Меня ощутимо шатнуло, но устоять удалось.
— Нет, — отозвалась я, поспешно сглотнув кровь, которая хлынула из горла. Не сильно, но не приятно. Сразу затошнило и голова закружилась. — Я не просила эту печать. Не просила привозить меня сюда каждый год. Отец сам принял это решение. И представить меня сегодня всем, тоже он захотел. Сам. Моей вины в случившемся нет.
Говорить это было больно. Получалось, что я обвиняла папу, но нет, это не так. Он не виноват в том, что не смог забыть маму, в том, что мечтал хоть немного удержать меня дома.
Настоятельница должна была отказать. Сразу.
— Вот как ты заговорила? После всего…
— Чего? — оборвала я её, стирая рукой кровь, выступившую на губах. — Что лично вы сделали для меня, княгиня? Любили, жалели, берегли?
— Не убила!
Я коротко рассмеялась. Но смех почти сразу захлебнулся от стона, который сорвался с губ и затих.
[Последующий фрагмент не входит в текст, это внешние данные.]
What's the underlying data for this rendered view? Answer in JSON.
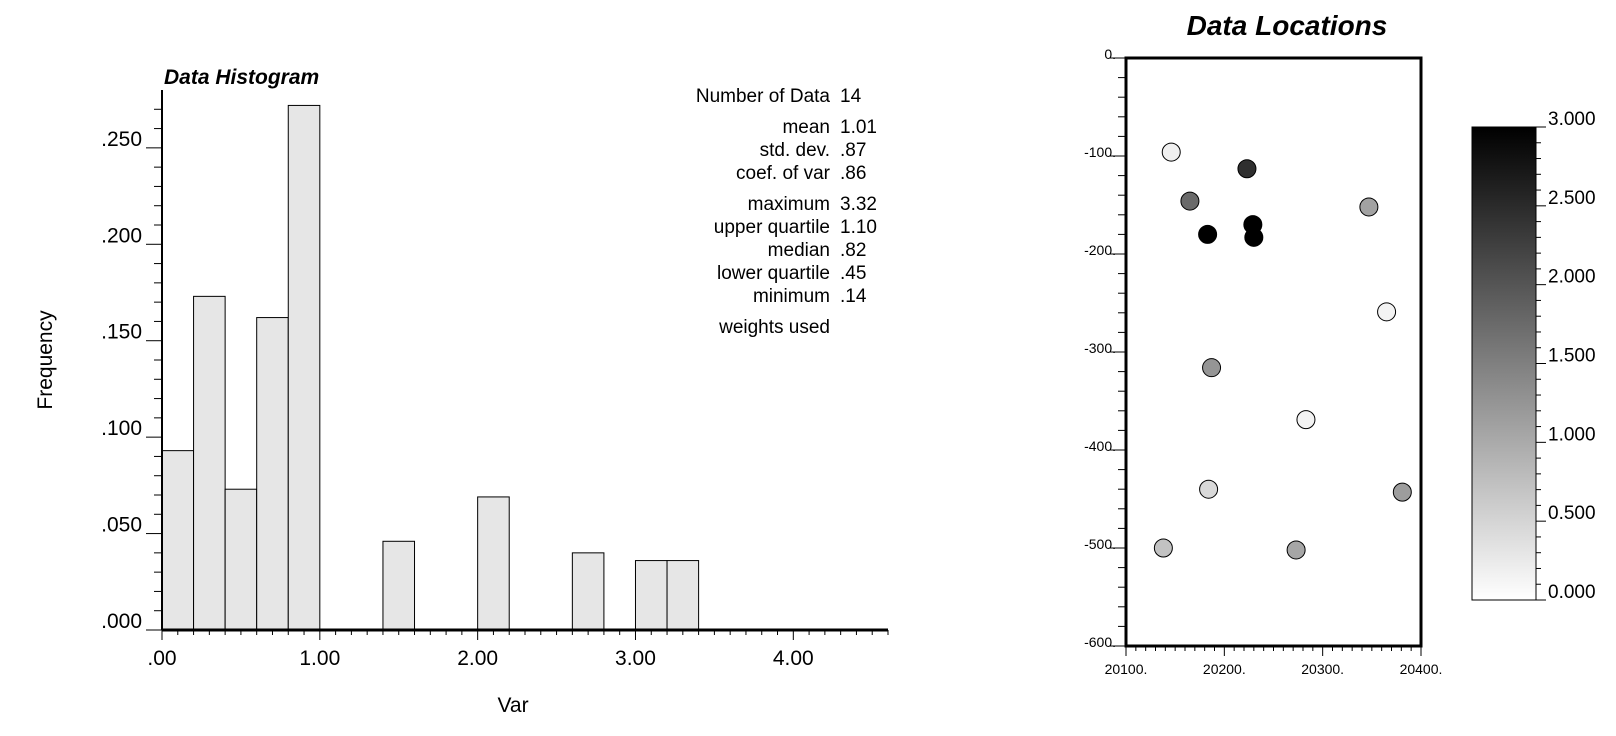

— А всего пару минут назад именно вы рассказывали, как стояли с подушкой в руке над моей колыбелью. И лишь печать и страх перед Лаари не дал вам осуществить задуманное.
— Ты!
Женщина подскочила ко мне, замахнулась и охнула, когда я вдруг резко перехватила её руку, сжав в запястье. И где только силы нашлись? Едва на ногах стояла, вцепившись одной рукой в спинку кресло, а другой цепко держала мачеху, не давая вырваться.
Ударят. Подставь другую щеку…
Ну, уж нет! Хватит.
— Не смейте, — тихо, но твёрдо произнесла я, смотря ей прямо в глаза. — Никогда не смейте меня трогать.
Княгиня всё-таки смогла вырвала руку и отступила, потирая покрасневшее запястью.
— Ты об отце подумала? Ненавидишь меня, то его спаси.
Папа… Любимый папа. Я на многое готова была ради тебя. Но так будет лучше. Ты не понимаешь, но действительно лучше. Иногда надо остановится и отступить, чтобы потом не стало еще хуже. Ведь правда всё равно когда-нибудь откроется. И лучше ответить сейчас, чем потом, когда и наказание будет намного жесче.
— Подумала. Если мой приезд еще как-то можно будет оправдать, то всё остальное нет, — ответила ей, пытаясь достучаться, объяснить, хотя и понимала, что это бесполезно. Княгиня меня не услышит. — Я не буду копать ему яму, не буду участвовать в вашей лжи. И вы меня не заставите.
— Это мы еще посмотрим! — рявкнула женщина и развернувшись убежала, громко хлопнув за собой дверью.
Я несколько минут просто стояла, закрыв глаза и тяжело дыша.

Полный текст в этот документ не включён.